Ahhhh yessssss... NOW we're getting somewhere.  This sounds more and more interesting with each post, Devor.   And honest... I'm not drawing you out to steal your ideas... I just want to be able to contribute something useful to what your trying to accomplish (and I'm not sure what that is yet).

I LOVE the idea of a character transformed into a beast.  You didn't mention it, but if he was one of the knights, that would be even MORE awesome... the anguish of the hunter becoming the hunted.  Classic emotional mayhem.

So tell me about these knights that are trained to show up and fix what's wrong.  Specifically:

1) who trains them and what qualifies them to be "trainers of heroes"?
2) how are candidates selected?
3) what are the knights doing when they aren't rushing in to save the day?  
4) What is their heritage/history?

Right now, I'm getting more of a "Ghostbusters" read off these chaps than a "noble brotherhood of anointed warriors".  I get that they are supposed to be the "heroes that save the day" type of group, but that reads a little flat to me.  
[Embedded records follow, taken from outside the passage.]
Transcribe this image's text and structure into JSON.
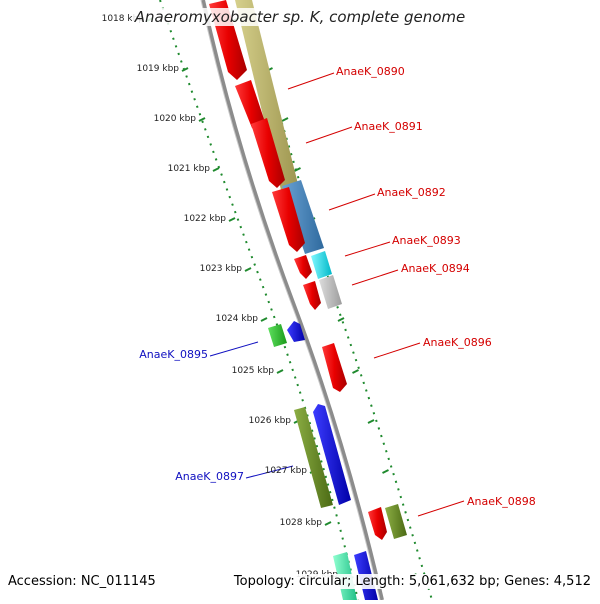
{
  "title": "Anaeromyxobacter sp. K, complete genome",
  "footer": {
    "accession": "Accession: NC_011145",
    "summary": "Topology: circular; Length: 5,061,632 bp; Genes: 4,512"
  },
  "colors": {
    "backbone": "#8c8c8c",
    "ruler": "#1f8a2e",
    "label_forward": "#d40000",
    "label_reverse": "#1010c0",
    "red": "#e80000",
    "khaki": "#bdb66c",
    "steelblue": "#4a82b4",
    "cyan": "#00e6f0",
    "gray": "#c0c0c0",
    "green": "#30c030",
    "blue": "#0000e6",
    "olive": "#6b8e23",
    "aquamarine": "#40f0a8"
  },
  "ruler_ticks": [
    {
      "label": "1018 kbp",
      "kbp": 1018
    },
    {
      "label": "1019 kbp",
      "kbp": 1019
    },
    {
      "label": "1020 kbp",
      "kbp": 1020
    },
    {
      "label": "1021 kbp",
      "kbp": 1021
    },
    {
      "label": "1022 kbp",
      "kbp": 1022
    },
    {
      "label": "1023 kbp",
      "kbp": 1023
    },
    {
      "label": "1024 kbp",
      "kbp": 1024
    },
    {
      "label": "1025 kbp",
      "kbp": 1025
    },
    {
      "label": "1026 kbp",
      "kbp": 1026
    },
    {
      "label": "1027 kbp",
      "kbp": 1027
    },
    {
      "label": "1028 kbp",
      "kbp": 1028
    },
    {
      "label": "1029 kbp",
      "kbp": 1029
    }
  ],
  "genes": [
    {
      "name": "AnaeK_0890",
      "strand": "forward"
    },
    {
      "name": "AnaeK_0891",
      "strand": "forward"
    },
    {
      "name": "AnaeK_0892",
      "strand": "forward"
    },
    {
      "name": "AnaeK_0893",
      "strand": "forward"
    },
    {
      "name": "AnaeK_0894",
      "strand": "forward"
    },
    {
      "name": "AnaeK_0895",
      "strand": "reverse"
    },
    {
      "name": "AnaeK_0896",
      "strand": "forward"
    },
    {
      "name": "AnaeK_0897",
      "strand": "reverse"
    },
    {
      "name": "AnaeK_0898",
      "strand": "forward"
    }
  ]
}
By that I mean, it seems to lack depth and substance... real people rarely are just one thing or - if they are - their reasons for being that thing are wildly different.  

One kills monsters because his sister was killed and he's haunted by her ghost and guilt over his failure to save her.  
Another kills monsters because he's pathological and likes killing things.  
Another because the money is GREAT and he only has to work a few weeks out of the year.  
And a fourth doesn't really WANT to, but he swore an oath to his father on his death bed and is just going through the motions to honor his memory even though he just wants to be a cook in a local inn.
etc
etc

Now THAT group is interesting, at least for me.  So when I ask questions about the characters and the context of "knights" in the story, I'm trying to get an understanding of how these knights drive your story forward.  Why can't they be mercenaries?  Or a family that has traditionally hunted these legendary monsters?  Once the thematic reason for the knights is clear, then the tweaks needed to make them an effective story element should become clearer.
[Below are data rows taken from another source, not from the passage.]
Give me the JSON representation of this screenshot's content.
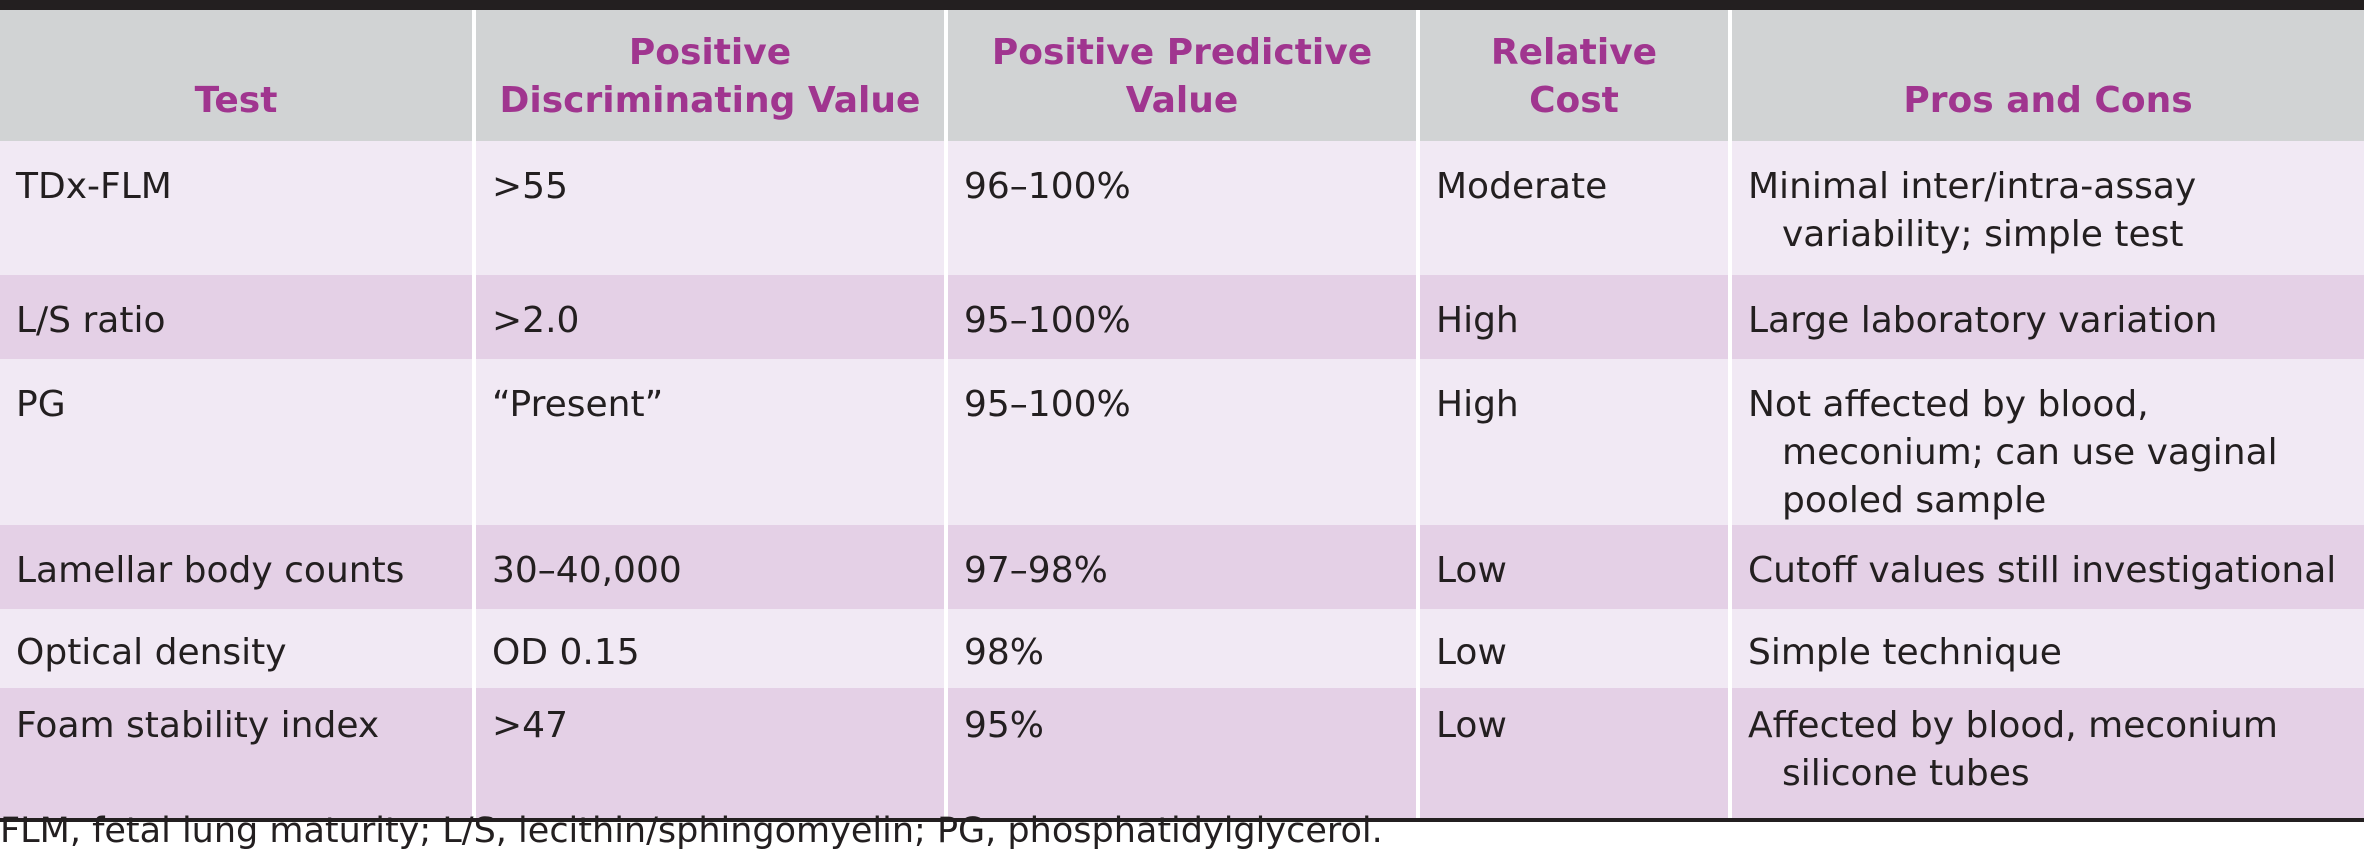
{
  "table": {
    "headers": [
      "Test",
      "Positive Discriminating Value",
      "Positive Predictive Value",
      "Relative Cost",
      "Pros and Cons"
    ],
    "rows": [
      [
        "TDx-FLM",
        ">55",
        "96–100%",
        "Moderate",
        "Minimal inter/intra-assay variability; simple test"
      ],
      [
        "L/S ratio",
        ">2.0",
        "95–100%",
        "High",
        "Large laboratory variation"
      ],
      [
        "PG",
        "“Present”",
        "95–100%",
        "High",
        "Not affected by blood, meconium; can use vaginal pooled sample"
      ],
      [
        "Lamellar body counts",
        "30–40,000",
        "97–98%",
        "Low",
        "Cutoff values still investigational"
      ],
      [
        "Optical density",
        "OD 0.15",
        "98%",
        "Low",
        "Simple technique"
      ],
      [
        "Foam stability index",
        ">47",
        "95%",
        "Low",
        "Affected by blood, meconium silicone tubes"
      ]
    ]
  },
  "footnote": "FLM, fetal lung maturity; L/S, lecithin/sphingomyelin; PG, phosphatidylglycerol.",
  "colors": {
    "header_text": "#a0358f",
    "header_bg": "#d1d3d4",
    "row_light": "#f1e9f4",
    "row_dark": "#e4d0e6",
    "rule": "#231f20"
  }
}
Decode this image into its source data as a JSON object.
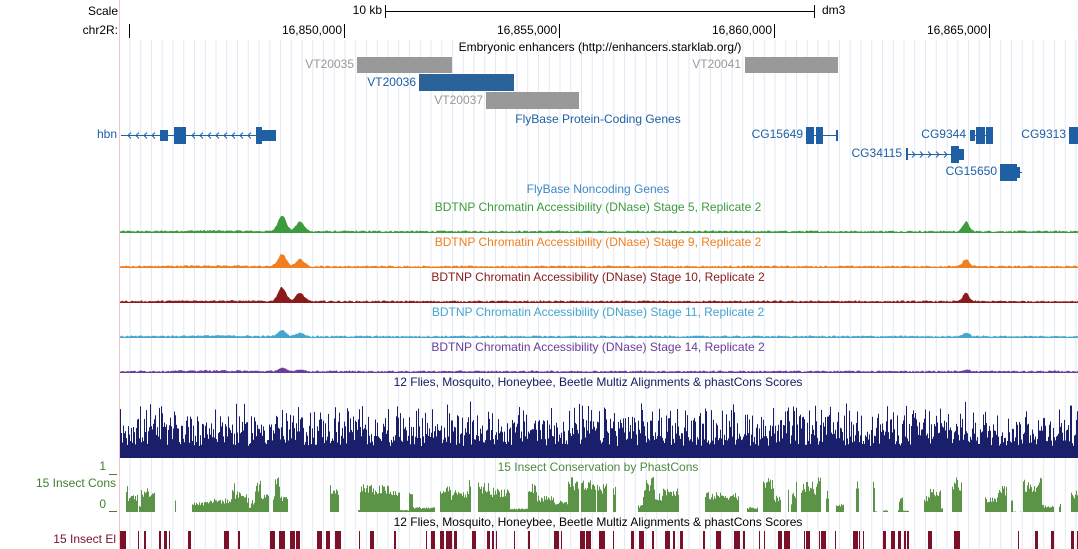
{
  "header": {
    "scale_label": "Scale",
    "scale_bar": "10 kb",
    "assembly": "dm3",
    "chromosome": "chr2R:",
    "positions": [
      "16,850,000",
      "16,855,000",
      "16,860,000",
      "16,865,000"
    ]
  },
  "tracks": {
    "enhancers": {
      "title": "Embryonic enhancers (http://enhancers.starklab.org/)",
      "items": [
        "VT20035",
        "VT20036",
        "VT20037",
        "VT20041"
      ]
    },
    "protein_coding": {
      "title": "FlyBase Protein-Coding Genes",
      "genes": [
        "hbn",
        "CG15649",
        "CG9344",
        "CG9313",
        "CG34115",
        "CG15650"
      ]
    },
    "noncoding": {
      "title": "FlyBase Noncoding Genes"
    },
    "dnase": [
      "BDTNP Chromatin Accessibility (DNase) Stage 5, Replicate 2",
      "BDTNP Chromatin Accessibility (DNase) Stage 9, Replicate 2",
      "BDTNP Chromatin Accessibility (DNase) Stage 10, Replicate 2",
      "BDTNP Chromatin Accessibility (DNase) Stage 11, Replicate 2",
      "BDTNP Chromatin Accessibility (DNase) Stage 14, Replicate 2"
    ],
    "multiz": {
      "title": "12 Flies, Mosquito, Honeybee, Beetle Multiz Alignments & phastCons Scores"
    },
    "phastcons": {
      "side_label": "15 Insect Cons",
      "title": "15 Insect Conservation by PhastCons",
      "max": 1,
      "min": 0
    },
    "elements": {
      "title": "12 Flies, Mosquito, Honeybee, Beetle Multiz Alignments & phastCons Scores",
      "side_label": "15 Insect El"
    }
  }
}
Am I making sense or is this just blather?


----------



## sashamerideth (Oct 31, 2011)

Dreamhand, that's what I thought was missing from the description, the real people, the human element.


----------



## Devor (Nov 1, 2011)

I think, Dreamhand, we really are starting to get into writing the sequel a little prematurely.  I think it's best if the Knight which appears in this book walks the balance between good-guy reputation and unlikable aggression towards the curse so that the protagonist isn't hated for killing him, yet can still be said to have crossed some kind of tragic line in doing so.  I would rather learn later, in the sequel, through the next character's eyes, that he was the go-to Knight for killing these animals because other missions would take him too far from his wife and kids, while he was an orphan whose parents were killed by animals infected with the curse.  For instance.

But it will depend on what I want to do with the next character and her story.  I think that story will involve the small and I think wonderful country I'm building up now being torn down aggressively from all sides in a war, and Leahnel, the Knight, being the go-to-girl struggling to fix it.  When that times comes we'll learn about the strengths and weaknesses of the other knights who are supposed to be helping her.

But not now.  All I'm asking for is a few examples of what people have done or have read about with medieval knights.  I think I've set the scene for what I need them for pretty well by now.


----------



## Dreamhand (Nov 1, 2011)

Gotcha, Devor.  I'll look forward to seeing how this develops (give a PM when you post something in Showcase, okay?)


----------



## SeverinR (Nov 1, 2011)

I think a little research into the real knights might help give a feel for how your knights would be/act/do etc.

Chivalry/honor was a priority for a knight.  Some hid behind chivalry, some wore honor like a badge, some just pretended to follow the code.

Knowing some of chivalry of reality(rather then rumors*), will give you the basis for writing your knights code, their chivalry.
*rumors give some facts, but not the philosophy of why.  Knowing why will help beat out the dings in your code.


----------